The Wooden Award All American Team (2022)
Karl Malone (Best PF) Award (2022)
Consensus All-American First Team (2022)
AP All-American First Team (2022)
All-Big Ten First Team (2022)
Big Ten Tournament Most Outstanding Player (2022)
Big Ten All-Tournament Team (2022)
All-Big Ten Freshman Team (2021)
At Ohio State – Columbus, OH – 2/19/2022
Was active on the interior, picking up two offensive rebound putbacks, as well as attacking the rim off the dribble, finishing through contact. He also showed good feel as he made timely cuts to get open on the back side of the defense, one play that stands out to me that proves this is a “V cut” at the right elbow, getting his defender to bite leading to a lob dunk on the backside. He shot the ball well from the 3pt line going 2-5 both were of the catch and shoot variety. While he did have two offensive rebounds, he only had five total for the game, which I would have liked to see more energy from the standpoint.

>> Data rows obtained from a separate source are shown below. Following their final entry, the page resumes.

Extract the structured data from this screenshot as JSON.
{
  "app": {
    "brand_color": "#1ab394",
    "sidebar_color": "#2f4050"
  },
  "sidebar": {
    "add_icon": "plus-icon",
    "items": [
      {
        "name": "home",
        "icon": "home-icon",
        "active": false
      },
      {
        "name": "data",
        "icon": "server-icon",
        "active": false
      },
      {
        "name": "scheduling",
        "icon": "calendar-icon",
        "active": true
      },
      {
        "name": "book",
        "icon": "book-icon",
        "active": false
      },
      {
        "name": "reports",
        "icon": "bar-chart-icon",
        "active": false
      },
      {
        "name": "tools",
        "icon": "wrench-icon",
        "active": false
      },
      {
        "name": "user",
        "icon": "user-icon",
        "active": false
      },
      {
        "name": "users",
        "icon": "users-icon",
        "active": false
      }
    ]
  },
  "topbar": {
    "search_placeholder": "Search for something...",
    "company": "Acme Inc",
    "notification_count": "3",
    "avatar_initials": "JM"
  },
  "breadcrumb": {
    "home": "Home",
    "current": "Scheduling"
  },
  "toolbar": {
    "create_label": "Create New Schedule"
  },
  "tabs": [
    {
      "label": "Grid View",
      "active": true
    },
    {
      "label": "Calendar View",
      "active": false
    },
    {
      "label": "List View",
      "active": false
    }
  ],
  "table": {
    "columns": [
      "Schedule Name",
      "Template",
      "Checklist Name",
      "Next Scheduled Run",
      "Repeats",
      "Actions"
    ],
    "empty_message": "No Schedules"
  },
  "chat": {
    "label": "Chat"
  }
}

Volume Shooting Analytics:
Murray has data that is valuable enough to evaluate his potential as a volume shooter. This data suggests that Murray absolutely has the potential the shoot efficiently at a high volume of three point attempts. He ranks in 5th among all eligible shooters in this class.

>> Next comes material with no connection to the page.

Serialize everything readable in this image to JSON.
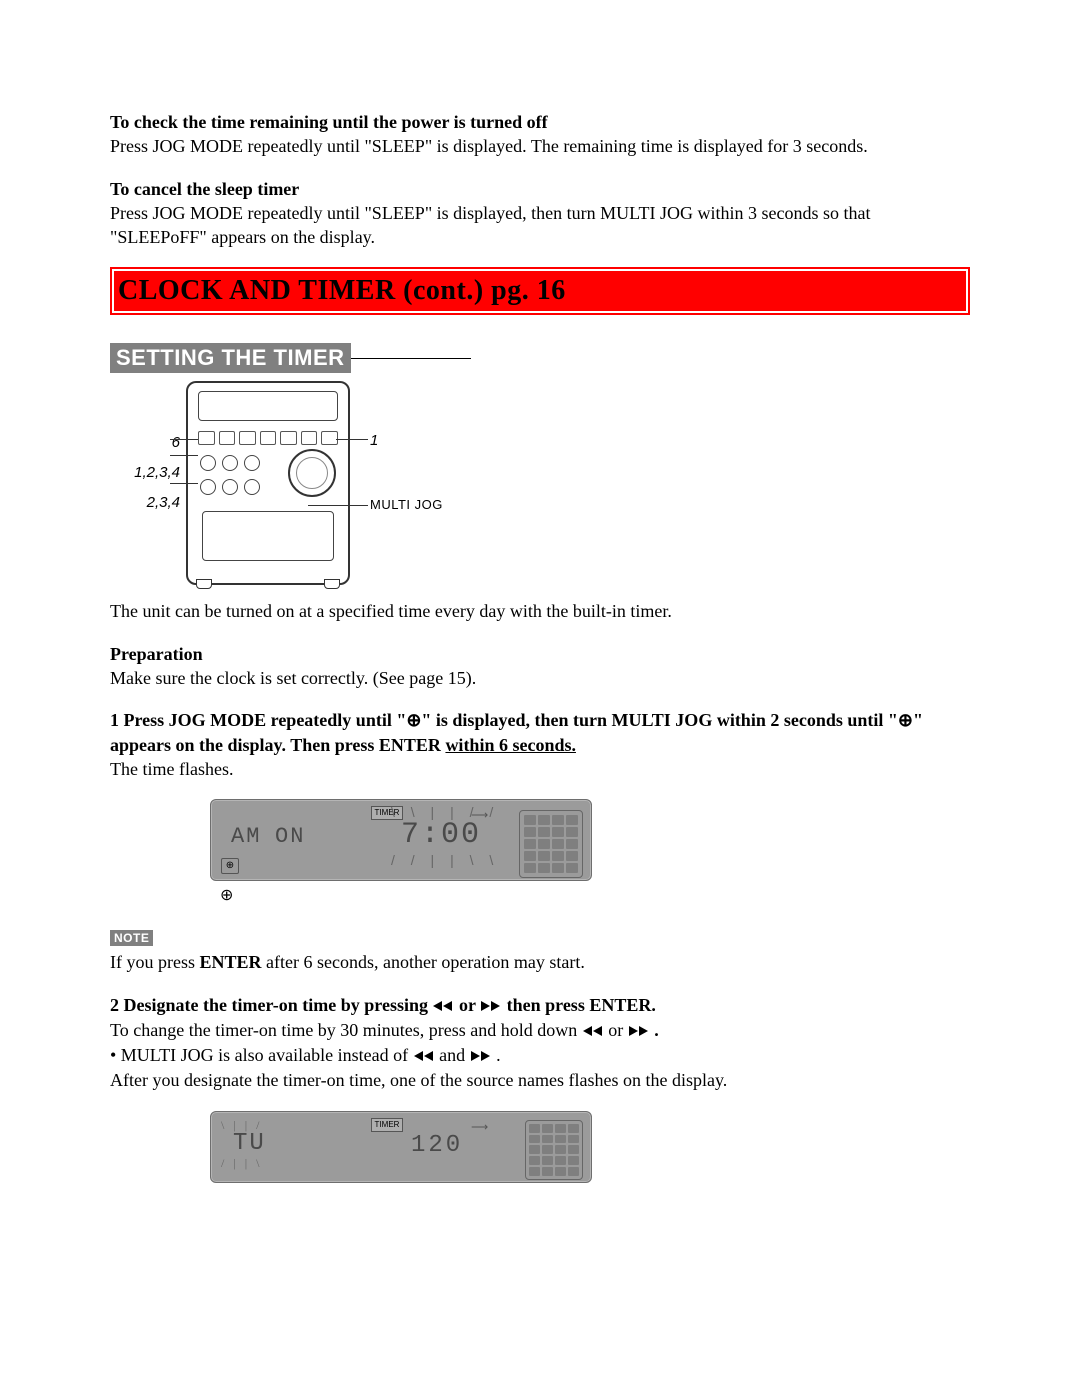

This data was created by AJ Wahl by ploting each game of a player's most recent season. The x-axis represents the amount of threes taken per minute, in order to normalize for minutes played. The y-axis is simply the player's three point percentage in that particular game. The line represents the trend between a player's three point volume, and their success. A upward slope means that a player gains efficiency as they shoot more often, and a downward slope means that a player loses efficiency the more shots they take. Note that 0.2 3PA/36 is roughly 7 3s, and 0.3 translates to 11 3s. Only players with an R^2 value above .04 were analyzed, to ensure that each player has at least some correlation between their attempts and their frequency.
Defensive Versatility Analytics:
Murray is an unusual prospect, but ranks in the 64th percentile of wing defensive versatility. He is specifically strong as a guard defender, and defending in switches. He is only average guarding bigs, which is unexpected with his positional size.
This data was hand-tracked by AJ Wahl and Bryon Cook. Every single defensive possesion of each player's season was analyzed. This dataset includes all possessions when the defender is guarding on-ball, in man-to-man, and against a player not within their position group who shoots the ball, is fouled, or commits a turnover. The percentile listed above is a players standing compared to their postion group calculated by compliling and weighing various different metrics derrived from the hand-tracked data. This data only measures a portion of a player's impact, but it is clear that the ability to defend out of one's position group is a vital skill to contributing to winning basketball at the professional level.